It is a rare day that a banking institution or group of banks comes out in favor of anything having to do with cryptocurrencies and blockchain technology. It is even rarer still after considering the fact that government officials have for months been on a caustic rant against Facebook, Libra, and all things crypto. While timing might be everything in some venues, the Association of German Banks (Bankenverband), which represents more than 200 private commercial banks and eleven member associations, has released a position paper which states that the “economy needs a programmable digital euro.”
This move comes at a time that banking leaders across Europe, including a few from Germany, have blasted Libra, cryptos, and any other perceived digital threat to domestic currencies and monetary policy. According to CoinTelegraph, Mario Draghi, the departing head of the ECB, also chimed in with his negative evaluation:
Thus far, stablecoins and crypto-assets have had limited implications in these areas and are not designed in ways that make them suitable substitutes for money.
In a way, the paper appears to be an attempt to support the new digital age, while putting one toe in the water, but keeping everything else firmly planted in “Old World” thinking. Its initial proposition sounds logical enough, embodying pretty much what cryptos have set as their mission statement:
In order to maintain Europe’s competitiveness, satisfy customers’ needs and reduce transaction costs, the introduction of euro-based, programmable digital money should be considered.

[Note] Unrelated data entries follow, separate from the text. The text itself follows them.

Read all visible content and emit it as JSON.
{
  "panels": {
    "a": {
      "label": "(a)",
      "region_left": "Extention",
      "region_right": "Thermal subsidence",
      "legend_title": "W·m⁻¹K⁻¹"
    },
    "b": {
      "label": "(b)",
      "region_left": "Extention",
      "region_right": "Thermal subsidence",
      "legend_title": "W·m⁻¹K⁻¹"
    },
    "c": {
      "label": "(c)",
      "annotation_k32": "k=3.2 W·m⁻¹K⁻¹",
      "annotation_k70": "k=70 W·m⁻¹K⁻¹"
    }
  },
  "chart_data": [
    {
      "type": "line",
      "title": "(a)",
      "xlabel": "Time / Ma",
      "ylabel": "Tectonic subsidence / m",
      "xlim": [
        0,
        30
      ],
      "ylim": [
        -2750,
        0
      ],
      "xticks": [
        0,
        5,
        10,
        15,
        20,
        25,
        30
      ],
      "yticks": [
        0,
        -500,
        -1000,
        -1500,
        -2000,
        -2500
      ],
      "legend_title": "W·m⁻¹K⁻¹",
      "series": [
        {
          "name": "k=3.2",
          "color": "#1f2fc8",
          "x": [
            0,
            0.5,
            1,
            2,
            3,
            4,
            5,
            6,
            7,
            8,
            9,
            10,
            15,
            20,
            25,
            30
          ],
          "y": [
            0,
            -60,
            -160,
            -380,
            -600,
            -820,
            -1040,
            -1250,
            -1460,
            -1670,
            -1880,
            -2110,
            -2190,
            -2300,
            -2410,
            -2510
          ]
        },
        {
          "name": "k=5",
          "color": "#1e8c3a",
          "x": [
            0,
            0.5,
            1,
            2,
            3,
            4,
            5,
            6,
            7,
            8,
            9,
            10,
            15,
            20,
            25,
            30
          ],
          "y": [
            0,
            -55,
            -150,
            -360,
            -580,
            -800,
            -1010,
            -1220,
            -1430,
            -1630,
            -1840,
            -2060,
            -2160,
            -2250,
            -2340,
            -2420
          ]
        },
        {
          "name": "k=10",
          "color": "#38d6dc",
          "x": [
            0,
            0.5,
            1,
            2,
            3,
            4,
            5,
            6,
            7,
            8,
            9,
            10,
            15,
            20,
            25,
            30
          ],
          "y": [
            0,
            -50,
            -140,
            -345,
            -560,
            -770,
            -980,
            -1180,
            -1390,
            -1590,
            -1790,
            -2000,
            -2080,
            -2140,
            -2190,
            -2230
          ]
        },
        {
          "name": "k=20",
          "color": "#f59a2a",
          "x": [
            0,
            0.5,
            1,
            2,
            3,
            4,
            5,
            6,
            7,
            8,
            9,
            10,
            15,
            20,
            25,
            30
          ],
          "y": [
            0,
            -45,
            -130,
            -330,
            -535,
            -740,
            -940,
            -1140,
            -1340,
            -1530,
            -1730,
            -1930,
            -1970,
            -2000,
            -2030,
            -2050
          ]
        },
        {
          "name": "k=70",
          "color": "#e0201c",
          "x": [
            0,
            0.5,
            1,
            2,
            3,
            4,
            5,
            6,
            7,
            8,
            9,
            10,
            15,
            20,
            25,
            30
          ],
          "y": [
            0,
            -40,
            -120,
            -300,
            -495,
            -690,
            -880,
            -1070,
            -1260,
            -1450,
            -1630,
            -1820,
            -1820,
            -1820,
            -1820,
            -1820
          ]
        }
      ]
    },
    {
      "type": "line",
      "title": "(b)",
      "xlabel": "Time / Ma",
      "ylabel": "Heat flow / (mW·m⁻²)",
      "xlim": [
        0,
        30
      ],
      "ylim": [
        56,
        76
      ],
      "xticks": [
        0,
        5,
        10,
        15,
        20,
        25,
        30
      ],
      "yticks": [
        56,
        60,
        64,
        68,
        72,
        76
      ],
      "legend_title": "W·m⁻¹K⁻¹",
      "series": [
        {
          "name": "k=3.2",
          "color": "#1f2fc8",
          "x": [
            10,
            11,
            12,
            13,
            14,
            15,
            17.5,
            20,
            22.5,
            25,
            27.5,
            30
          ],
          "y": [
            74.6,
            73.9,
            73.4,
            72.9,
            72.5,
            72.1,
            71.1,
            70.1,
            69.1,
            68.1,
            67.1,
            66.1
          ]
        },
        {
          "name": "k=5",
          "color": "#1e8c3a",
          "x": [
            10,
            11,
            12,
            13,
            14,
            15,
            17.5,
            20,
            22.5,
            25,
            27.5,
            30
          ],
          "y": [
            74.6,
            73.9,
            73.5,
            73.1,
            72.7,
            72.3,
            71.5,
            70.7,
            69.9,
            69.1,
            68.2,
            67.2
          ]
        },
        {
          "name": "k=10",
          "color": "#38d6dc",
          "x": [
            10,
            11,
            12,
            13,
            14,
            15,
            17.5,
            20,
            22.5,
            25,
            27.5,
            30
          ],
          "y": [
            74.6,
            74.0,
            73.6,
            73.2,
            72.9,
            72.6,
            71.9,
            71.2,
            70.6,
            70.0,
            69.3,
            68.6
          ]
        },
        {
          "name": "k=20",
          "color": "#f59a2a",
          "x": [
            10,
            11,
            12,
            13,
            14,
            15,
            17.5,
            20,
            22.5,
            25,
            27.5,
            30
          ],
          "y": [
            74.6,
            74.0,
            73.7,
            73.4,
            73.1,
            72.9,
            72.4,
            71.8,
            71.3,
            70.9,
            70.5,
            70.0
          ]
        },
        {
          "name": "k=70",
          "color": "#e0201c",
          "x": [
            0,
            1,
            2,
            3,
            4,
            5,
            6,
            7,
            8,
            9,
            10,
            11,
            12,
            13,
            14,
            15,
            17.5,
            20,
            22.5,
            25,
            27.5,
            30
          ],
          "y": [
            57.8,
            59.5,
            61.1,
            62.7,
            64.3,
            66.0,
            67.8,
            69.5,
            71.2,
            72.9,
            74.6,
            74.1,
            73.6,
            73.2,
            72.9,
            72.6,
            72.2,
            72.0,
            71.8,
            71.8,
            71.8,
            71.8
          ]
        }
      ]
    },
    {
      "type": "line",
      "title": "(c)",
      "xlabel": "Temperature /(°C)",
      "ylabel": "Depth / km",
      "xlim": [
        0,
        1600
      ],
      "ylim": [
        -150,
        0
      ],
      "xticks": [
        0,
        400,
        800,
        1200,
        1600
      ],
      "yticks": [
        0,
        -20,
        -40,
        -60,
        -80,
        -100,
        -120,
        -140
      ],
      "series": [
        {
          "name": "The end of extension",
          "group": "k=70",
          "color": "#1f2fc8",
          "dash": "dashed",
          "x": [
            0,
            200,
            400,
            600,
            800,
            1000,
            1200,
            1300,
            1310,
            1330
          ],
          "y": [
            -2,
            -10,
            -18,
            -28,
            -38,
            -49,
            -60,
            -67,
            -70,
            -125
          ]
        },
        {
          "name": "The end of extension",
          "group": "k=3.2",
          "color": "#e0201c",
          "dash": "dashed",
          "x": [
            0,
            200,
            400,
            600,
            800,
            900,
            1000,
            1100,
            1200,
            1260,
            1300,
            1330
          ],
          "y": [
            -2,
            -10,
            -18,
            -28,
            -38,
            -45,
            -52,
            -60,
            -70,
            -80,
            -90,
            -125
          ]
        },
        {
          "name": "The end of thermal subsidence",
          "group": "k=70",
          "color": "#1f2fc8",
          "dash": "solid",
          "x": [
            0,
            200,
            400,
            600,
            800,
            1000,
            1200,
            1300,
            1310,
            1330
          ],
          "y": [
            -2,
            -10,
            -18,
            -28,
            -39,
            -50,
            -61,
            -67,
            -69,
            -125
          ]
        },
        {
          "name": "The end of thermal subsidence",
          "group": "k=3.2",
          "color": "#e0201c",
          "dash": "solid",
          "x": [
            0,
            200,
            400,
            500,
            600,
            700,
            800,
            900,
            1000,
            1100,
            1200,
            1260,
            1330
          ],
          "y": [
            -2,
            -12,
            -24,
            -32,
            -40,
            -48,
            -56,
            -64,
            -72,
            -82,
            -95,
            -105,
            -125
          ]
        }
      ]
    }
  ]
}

If you go back two decades, these very words seem to have been lifted from the original position paper that proposed a unified single currency for Europe – the Euro. One goal, which was achieved after years of wrangling, but not as well as it could be done with Bitcoin, for example, was to make cross-border payments between individuals in member countries easy, inexpensive, and timely, hopefully, instantaneously. As researchers have found, blockchain-based currencies can handle this “problem” across the globe, the very reason for Ripple and even for JPMorgan’s crypto initiatives.
The Bankenverband, however, took two steps back by insisting that existing monetary policies and conventions must never “be endangered by the provision of crypto-based digital money.” The paper does not define what actions constitute their perceived fear of “endangerment”, but nevertheless, it urges domestic and international policymakers to take the necessary steps to ensure that private currencies are never allowed to compete with national digital currencies.
Once again, there is no attempt to define “competition”. We are left to ponder that Pound Sterling does not compete with the Euro, but somehow Bitcoin, with a market cap of roughly $170 billion, is a devout “competitor? What about Gold? Does it not compete with the Euro? Total Gold reserves are estimated to be in the range of $8 trillion, yet it is exempt from the protestations of this German banking paper? To rival Gold, one BTC would have to be equivalent to approximately $445,000. I think the German bankers are overreacting, but fear can do strange things even to the minds of conservative bankers.
It is becoming comical how bankers are suddenly awakening to the “Digital Age”, as if they had been in deep hibernation for the past decade. Mark Zuckerberg has suddenly become “Public Enemy Number One”, and any attempt by his organization to help humanity in situations that banks refuse to address is suddenly regarded as heresy. You can almost here them shouting: “Burn him at the stake” and “Burn Libra, too!”
As CoinTelegraph reports: “The president of the European Central Bank is joined in his sentiments by the German federal parliament, which recently released a statement in which they said that cryptocurrencies such as Bitcoin (BTC) are not real money.” Does that mean that Gold is “not real money”, too?
As a last backhanded slap at cryptos, the statement goes on to say: “It will be ensured that stablecoins do not establish themselves as an alternative to state currencies and thus call into question the existing monetary system.” Is there a German translation for: “What you fear, you will create”?